There have always been disparities between the countries of each REC. Apart from the common purpose that unites them; they have never looked for a collective solution to their problems especially the external debt burden. Meanwhile, the problem of debt is similar in all countries. United these countries would constitute a very strong force. The problem of debt would be dealt with by debtor cartels. Countries of the region would be able, as a bloc, to negotiate with bilateral donors to cancel unpayable, odious and illegitimate debts. Regional integration creates the platform for collective bargaining by debtor countries with the north and in international fora that is generally lacking but is very important for reducing debts and relaxing their terms and conditionalities.

A common currency would make foreign investment more attractive in the region of any REC, particularly when it became convertible; and the examples of other experiences in Francophone Africa and Europe are positive. Some of the conditions appropriate to the introduction of a common currency are balanced economic structures (GDP deficit, external account, rate of debt, or inflation etc.) across the zone, a more diversified regional economy, disposal of a minimum quantity of international currencies by the central bank of the zone to enable it to protect the future common currency in the exchange market and a decision on whether the future currency will be linked to another international currency in the short run or be independent and flexible.

Regional economic communities need to promote sustainable development and debt reduction by taking advantage of the numerous opportunities to integrate their subregion’s markets for goods, services and capital to other sectors of the economy, to promote closer cooperation in all other sectors both economic and social, to coordinate monetary, fiscal and exchange rate policies of member states and to promote monetary intervention, among other things.

Existence of a regional monetary authority, or a common development bank is needed to finance regional and national projects in each REC, to assist in the integration process and to reduce economic disparities between the member countries. The problem of each REC member state clamouring to get a regional project could be solved by introduction of such a development bank.

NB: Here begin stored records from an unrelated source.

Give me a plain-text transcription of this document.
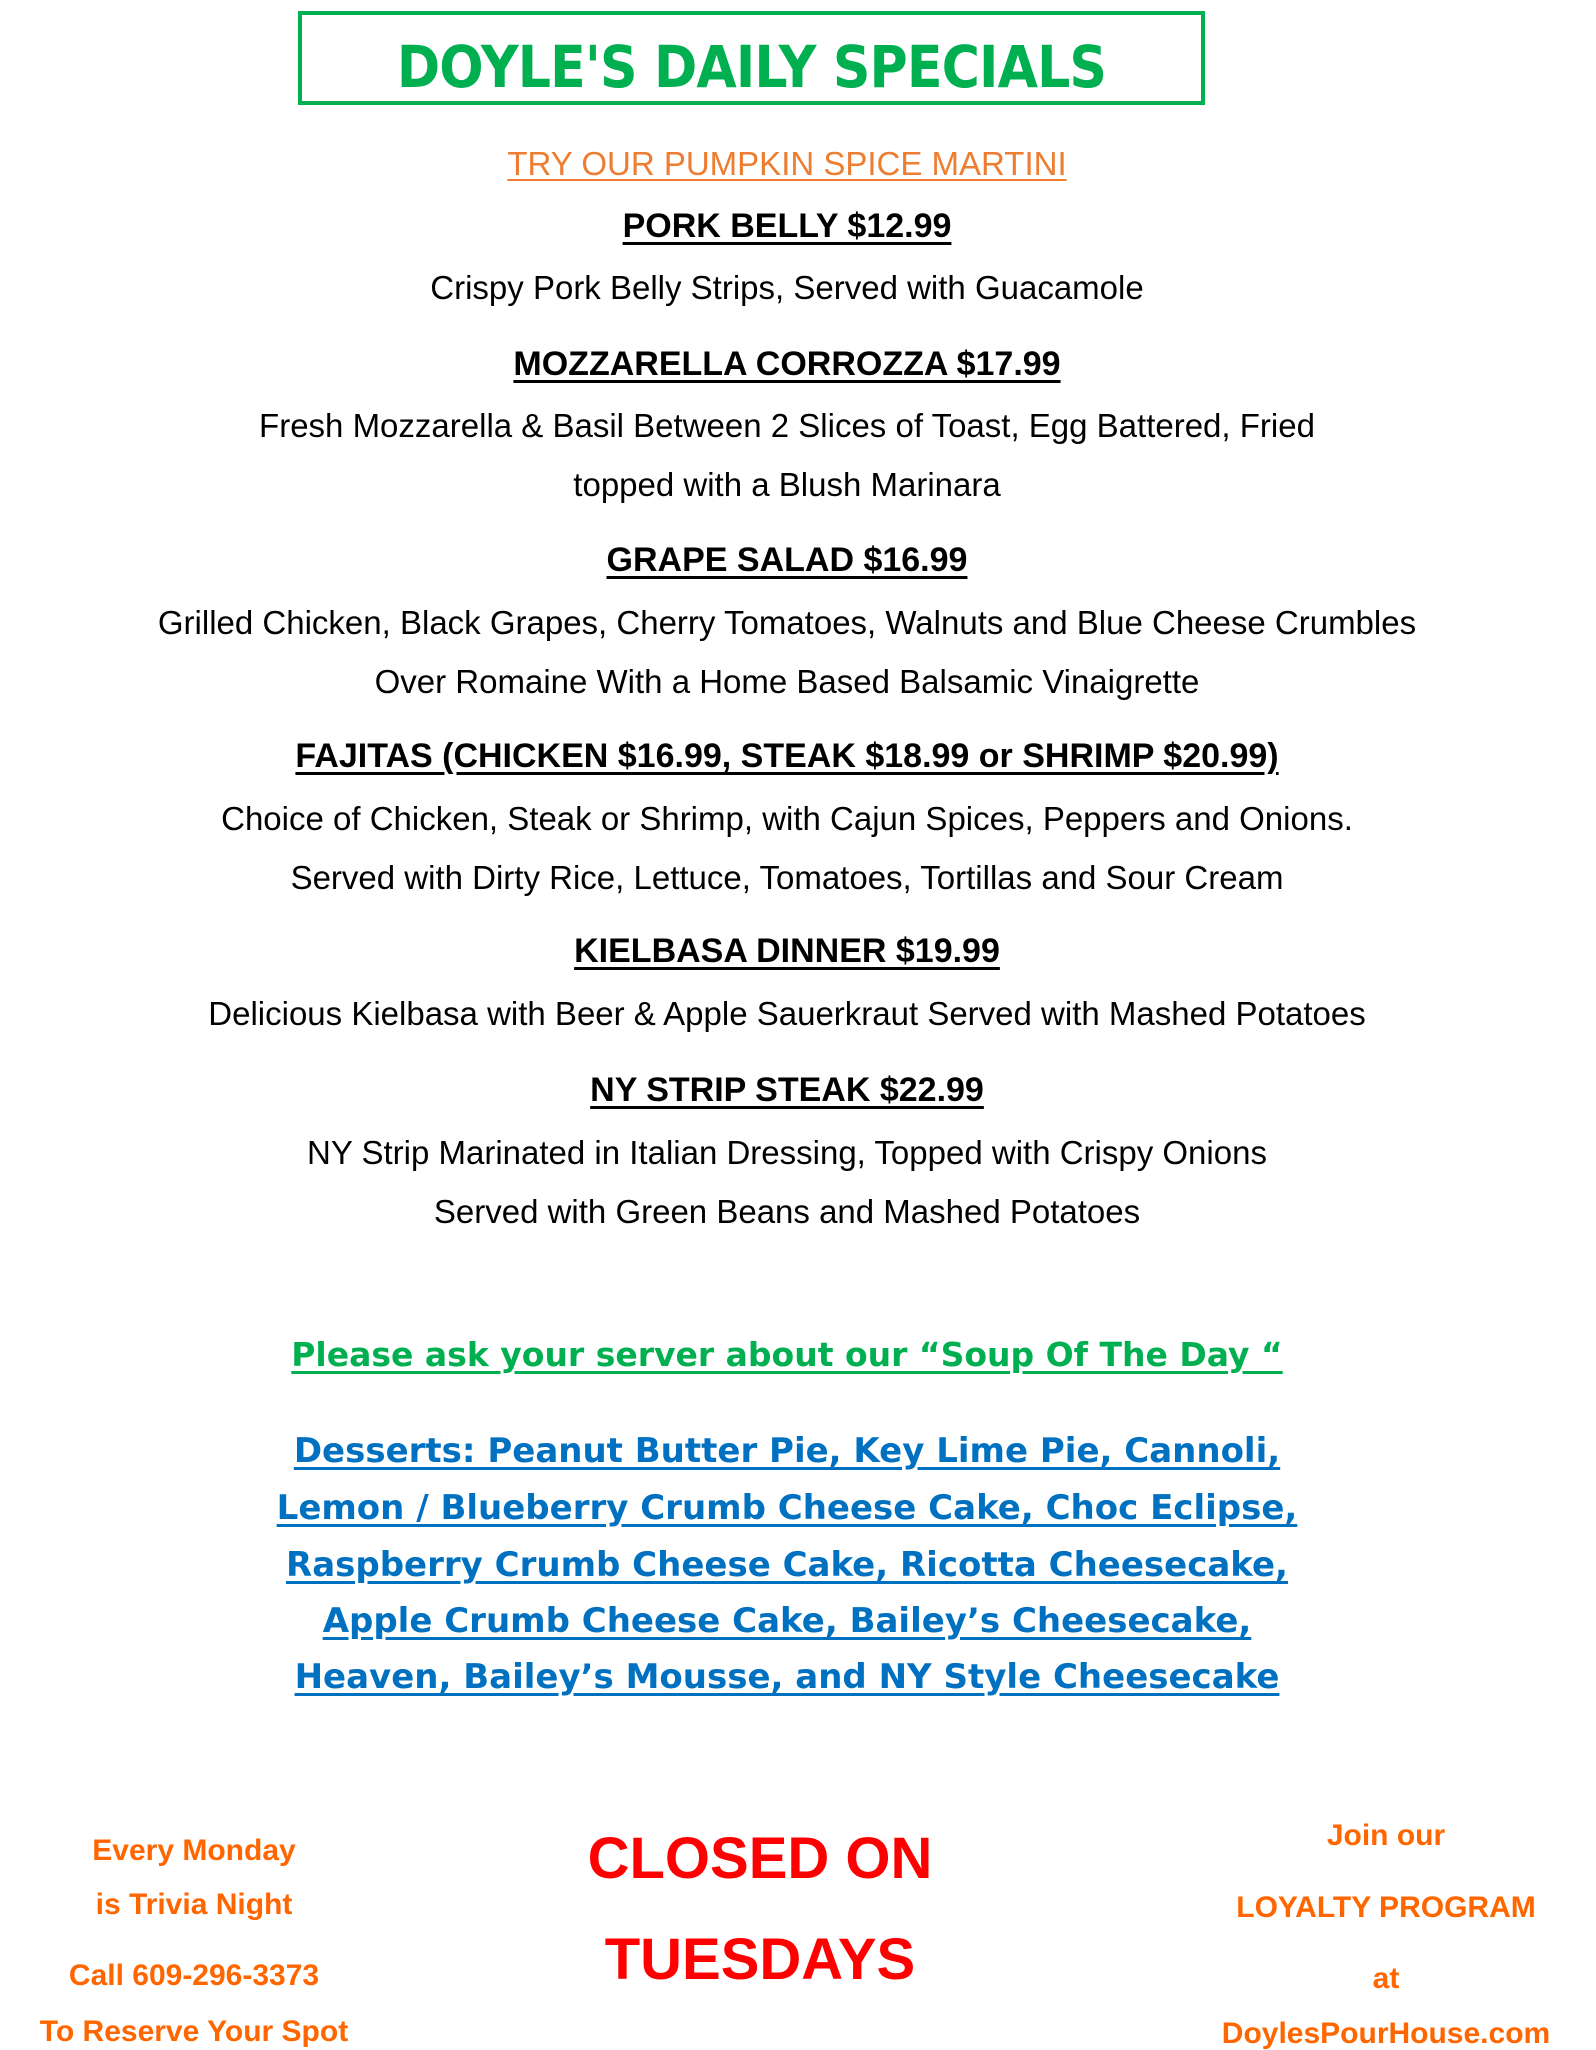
DOYLE'S DAILY SPECIALS
TRY OUR PUMPKIN SPICE MARTINI
PORK BELLY $12.99
Crispy Pork Belly Strips, Served with Guacamole
MOZZARELLA CORROZZA $17.99
Fresh Mozzarella & Basil Between 2 Slices of Toast, Egg Battered, Fried
topped with a Blush Marinara
GRAPE SALAD $16.99
Grilled Chicken, Black Grapes, Cherry Tomatoes, Walnuts and Blue Cheese Crumbles
Over Romaine With a Home Based Balsamic Vinaigrette
FAJITAS (CHICKEN $16.99, STEAK $18.99 or SHRIMP $20.99)
Choice of Chicken, Steak or Shrimp, with Cajun Spices, Peppers and Onions.
Served with Dirty Rice, Lettuce, Tomatoes, Tortillas and Sour Cream
KIELBASA DINNER $19.99
Delicious Kielbasa with Beer & Apple Sauerkraut Served with Mashed Potatoes
NY STRIP STEAK $22.99
NY Strip Marinated in Italian Dressing, Topped with Crispy Onions
Served with Green Beans and Mashed Potatoes
Please ask your server about our “Soup Of The Day “
Desserts: Peanut Butter Pie, Key Lime Pie, Cannoli,
Lemon / Blueberry Crumb Cheese Cake, Choc Eclipse,
Raspberry Crumb Cheese Cake, Ricotta Cheesecake,
Apple Crumb Cheese Cake, Bailey’s Cheesecake,
Heaven, Bailey’s Mousse, and NY Style Cheesecake
Every Monday
is Trivia Night
Call 609-296-3373
To Reserve Your Spot
CLOSED ON
TUESDAYS
Join our
LOYALTY PROGRAM
at
DoylesPourHouse.com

Regional integration affects the savings of member countries that have a direct bearing on the debt levels. Cooperation in banking, insurance and social insurance can reinforce financial mobilisation. More importantly, the process warrants the harmonisation of interest rates that increases the savings rate and lowers indebtedness. Given the mobility of capital from one country to another, the savings rate can even be increased in a poor country. Within this framework, investment risks are reduced and opportunities created for large-scale injection of capital into a region.

African integration process has always been government-led, but it does not need to be monopolized by governments. Where Africa has been regrettably lacking is the failure to bring the people on board, and motivate and mobilized them. Informal trade in which the majority of Africa’s people are involved in has a role in regionalism and debt amelioration.